Image by mikebaird via Flickr
My project for the last few years has been to try to understand small children's mental worlds by combining scientific knowledge with a healthy dose of imaginative projection. I'll be talking more about this in the weeks to come as I describe some of the scientific research that has inspired my own imaginative efforts. In this post, I want to mention a conundrum that has been puzzling me from the beginning, and which I think tells us something important about our attitudes to small children.
When I started writing on this topic, I thought I might get some clues about young children's experience from the way that writers have depicted them in fiction. Writers through the ages have described an amazing range of experience, both human and non-human. If you want to ask what it is like to inhabit a particular part of the universe, you could do worse than consult a novelist, poet or short-story writer.
The depictions that I was looking for, though, turned out to be hard to find. There are babies aplenty in fiction, although they function mostly as plot devices, or as something for a ‘real' character (usually an adult) to react emotionally to. They don't tell their own stories. There are some wonderful child narrators in fiction—think of Scout Finch in To Kill a Mockingbird, for example—but they are rarely younger than around five (Scout is six at the start of Harper Lee's novel). The first-person experiences of humans between the ages of zero and five are almost never represented in a way that is true to their psychology.
I find this a real puzzle. I have read novels narrated by shopping trolleys and Sumerian urns, but I have not read any in which the story-teller is a healthy human toddler. You could argue that small children are unlikely to make good narrators, embarked as they are on a quest to acquire (or at least to realise an innate disposition for) fundamental concepts of time, agency and self. I disagree. One of the themes that emerged most strongly for me in writing A Thousand Days of Wonder was how much Athena made sense of her experience in terms of narrative—how she applied principles of story-telling to a world of information that needed to be organized. Nevertheless, young children's narratives have their quirks, and won't necessarily be the stuff of satisfying grown-up fiction.
Forget about narration, then, and show me some little kids who function as proper fictional characters, with their own unique sets of desires, motivations, secrets, and beliefs. They aren't there. Young children can be sources of family color or overburdened little confidantes, but the fictional realisations of their characters rarely match up to what adults ask them to do.
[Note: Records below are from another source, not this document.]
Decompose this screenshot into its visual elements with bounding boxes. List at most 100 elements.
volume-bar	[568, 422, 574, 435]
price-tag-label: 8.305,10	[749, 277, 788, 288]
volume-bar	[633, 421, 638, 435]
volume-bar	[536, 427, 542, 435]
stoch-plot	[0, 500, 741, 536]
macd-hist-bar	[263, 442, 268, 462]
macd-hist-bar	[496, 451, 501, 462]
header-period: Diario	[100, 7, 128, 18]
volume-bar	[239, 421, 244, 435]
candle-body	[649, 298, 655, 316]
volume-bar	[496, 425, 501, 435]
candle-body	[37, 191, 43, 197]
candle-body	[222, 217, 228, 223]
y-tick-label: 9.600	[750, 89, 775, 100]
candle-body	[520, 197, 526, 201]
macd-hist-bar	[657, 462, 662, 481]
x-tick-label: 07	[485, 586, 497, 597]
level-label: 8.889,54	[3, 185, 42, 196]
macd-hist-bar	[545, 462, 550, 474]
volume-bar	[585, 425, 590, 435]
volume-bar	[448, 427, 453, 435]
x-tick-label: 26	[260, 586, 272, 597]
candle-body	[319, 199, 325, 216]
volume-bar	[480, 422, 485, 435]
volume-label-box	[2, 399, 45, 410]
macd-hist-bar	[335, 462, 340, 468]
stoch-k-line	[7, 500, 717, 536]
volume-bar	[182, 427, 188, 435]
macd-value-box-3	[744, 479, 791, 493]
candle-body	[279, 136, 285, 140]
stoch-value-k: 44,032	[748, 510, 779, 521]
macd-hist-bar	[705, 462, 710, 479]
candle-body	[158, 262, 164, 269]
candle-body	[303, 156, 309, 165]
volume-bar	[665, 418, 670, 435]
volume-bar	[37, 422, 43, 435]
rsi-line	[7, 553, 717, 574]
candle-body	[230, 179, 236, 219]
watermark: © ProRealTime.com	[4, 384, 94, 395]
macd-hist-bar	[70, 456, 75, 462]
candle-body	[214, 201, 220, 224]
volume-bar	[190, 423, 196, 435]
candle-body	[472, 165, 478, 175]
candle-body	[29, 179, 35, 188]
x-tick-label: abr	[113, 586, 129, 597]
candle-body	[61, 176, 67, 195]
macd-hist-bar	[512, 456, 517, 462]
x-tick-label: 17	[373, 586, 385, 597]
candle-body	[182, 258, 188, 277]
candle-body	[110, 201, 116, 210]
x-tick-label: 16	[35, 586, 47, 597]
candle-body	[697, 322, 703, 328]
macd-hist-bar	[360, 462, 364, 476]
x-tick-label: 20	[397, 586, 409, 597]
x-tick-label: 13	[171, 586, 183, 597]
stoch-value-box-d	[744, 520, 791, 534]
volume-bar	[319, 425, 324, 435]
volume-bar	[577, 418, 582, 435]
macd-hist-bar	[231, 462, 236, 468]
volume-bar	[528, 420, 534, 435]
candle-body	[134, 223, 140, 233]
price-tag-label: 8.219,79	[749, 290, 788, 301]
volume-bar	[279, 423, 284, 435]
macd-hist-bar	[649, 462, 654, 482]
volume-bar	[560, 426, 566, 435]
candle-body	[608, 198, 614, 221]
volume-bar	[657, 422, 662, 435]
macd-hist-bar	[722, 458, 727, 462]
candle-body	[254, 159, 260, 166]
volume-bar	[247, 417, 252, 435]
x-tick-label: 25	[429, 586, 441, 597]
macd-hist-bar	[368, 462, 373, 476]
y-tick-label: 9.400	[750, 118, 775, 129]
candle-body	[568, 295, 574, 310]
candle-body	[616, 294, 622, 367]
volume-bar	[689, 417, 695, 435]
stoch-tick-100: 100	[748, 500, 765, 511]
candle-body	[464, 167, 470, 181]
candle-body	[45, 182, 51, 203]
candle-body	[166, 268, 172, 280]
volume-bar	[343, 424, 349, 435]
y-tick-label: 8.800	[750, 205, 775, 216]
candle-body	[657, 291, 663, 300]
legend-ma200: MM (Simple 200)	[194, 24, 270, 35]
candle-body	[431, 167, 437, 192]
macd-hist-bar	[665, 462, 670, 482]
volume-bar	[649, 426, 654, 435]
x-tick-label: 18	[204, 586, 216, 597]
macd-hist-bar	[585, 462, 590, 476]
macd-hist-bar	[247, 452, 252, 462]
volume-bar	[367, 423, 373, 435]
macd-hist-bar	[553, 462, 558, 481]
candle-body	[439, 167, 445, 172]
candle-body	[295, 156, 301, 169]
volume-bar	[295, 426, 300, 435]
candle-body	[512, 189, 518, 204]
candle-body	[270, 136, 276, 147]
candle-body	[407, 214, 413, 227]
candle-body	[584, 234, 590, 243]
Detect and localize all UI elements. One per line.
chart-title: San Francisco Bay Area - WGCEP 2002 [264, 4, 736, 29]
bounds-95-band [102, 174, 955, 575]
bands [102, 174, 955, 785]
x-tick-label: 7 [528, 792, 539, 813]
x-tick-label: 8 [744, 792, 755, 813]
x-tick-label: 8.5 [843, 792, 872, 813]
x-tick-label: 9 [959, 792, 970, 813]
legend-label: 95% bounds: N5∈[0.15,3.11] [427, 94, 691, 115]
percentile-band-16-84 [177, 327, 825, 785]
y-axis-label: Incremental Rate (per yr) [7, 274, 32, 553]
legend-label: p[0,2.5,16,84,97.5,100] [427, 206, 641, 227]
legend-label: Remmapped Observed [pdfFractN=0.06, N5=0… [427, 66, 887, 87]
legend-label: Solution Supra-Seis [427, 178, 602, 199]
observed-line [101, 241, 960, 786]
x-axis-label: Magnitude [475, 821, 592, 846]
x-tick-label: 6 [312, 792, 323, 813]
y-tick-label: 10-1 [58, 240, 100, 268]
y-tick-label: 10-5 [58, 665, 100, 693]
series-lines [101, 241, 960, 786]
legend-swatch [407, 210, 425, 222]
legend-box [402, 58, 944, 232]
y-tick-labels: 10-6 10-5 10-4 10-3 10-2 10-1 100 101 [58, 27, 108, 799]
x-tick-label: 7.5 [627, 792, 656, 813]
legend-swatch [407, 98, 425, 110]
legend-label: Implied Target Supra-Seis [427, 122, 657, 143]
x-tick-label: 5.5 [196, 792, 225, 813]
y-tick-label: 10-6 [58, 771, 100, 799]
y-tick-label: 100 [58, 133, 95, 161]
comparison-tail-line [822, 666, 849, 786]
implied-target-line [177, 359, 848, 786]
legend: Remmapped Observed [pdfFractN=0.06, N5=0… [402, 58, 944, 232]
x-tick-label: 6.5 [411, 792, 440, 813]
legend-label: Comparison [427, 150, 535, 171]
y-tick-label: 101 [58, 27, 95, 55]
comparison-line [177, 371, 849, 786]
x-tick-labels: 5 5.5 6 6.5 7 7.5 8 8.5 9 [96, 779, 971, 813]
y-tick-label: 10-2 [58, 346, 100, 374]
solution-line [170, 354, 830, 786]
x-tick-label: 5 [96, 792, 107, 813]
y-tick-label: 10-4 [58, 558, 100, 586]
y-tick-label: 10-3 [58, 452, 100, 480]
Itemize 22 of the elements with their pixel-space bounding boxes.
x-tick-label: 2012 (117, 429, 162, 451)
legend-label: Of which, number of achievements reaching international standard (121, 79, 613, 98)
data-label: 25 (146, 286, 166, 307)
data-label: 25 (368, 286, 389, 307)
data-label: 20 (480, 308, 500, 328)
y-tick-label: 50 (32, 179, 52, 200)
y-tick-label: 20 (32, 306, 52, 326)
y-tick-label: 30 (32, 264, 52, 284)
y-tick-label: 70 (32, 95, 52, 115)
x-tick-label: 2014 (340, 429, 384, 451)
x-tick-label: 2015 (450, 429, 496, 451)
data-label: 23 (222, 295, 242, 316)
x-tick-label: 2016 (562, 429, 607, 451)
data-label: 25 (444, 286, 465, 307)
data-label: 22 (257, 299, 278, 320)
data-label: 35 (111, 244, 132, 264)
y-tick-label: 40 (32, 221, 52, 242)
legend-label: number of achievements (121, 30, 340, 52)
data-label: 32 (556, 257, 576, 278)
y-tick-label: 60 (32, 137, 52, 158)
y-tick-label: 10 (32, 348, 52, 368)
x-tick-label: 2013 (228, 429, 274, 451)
Is that because the personality of a three- or four-year-old is not yet formed? I can't imagine that many parents would agree with that idea, and yet it is what writers' depictions of young children implicitly seem to be telling us.
You'll note that I'm making a particular assumption in all of this. Young children have subjectivity, character, and personality; those experiences and patterns of being just aren't necessarily like our own. I think this is one of several very good reasons why toddlers are almost invisible in fiction. Next time I'll be suggesting that our best way of understanding a young child's distinctive subjectivity is to turn to science. I'll end with a fairly major caveat: I haven't read everything (far from it), and I am certainly not an expert on the literatures of non-Western cultures which might give a much richer depiction of the experiences of little people. I hope that commentators on this post will prove me wrong.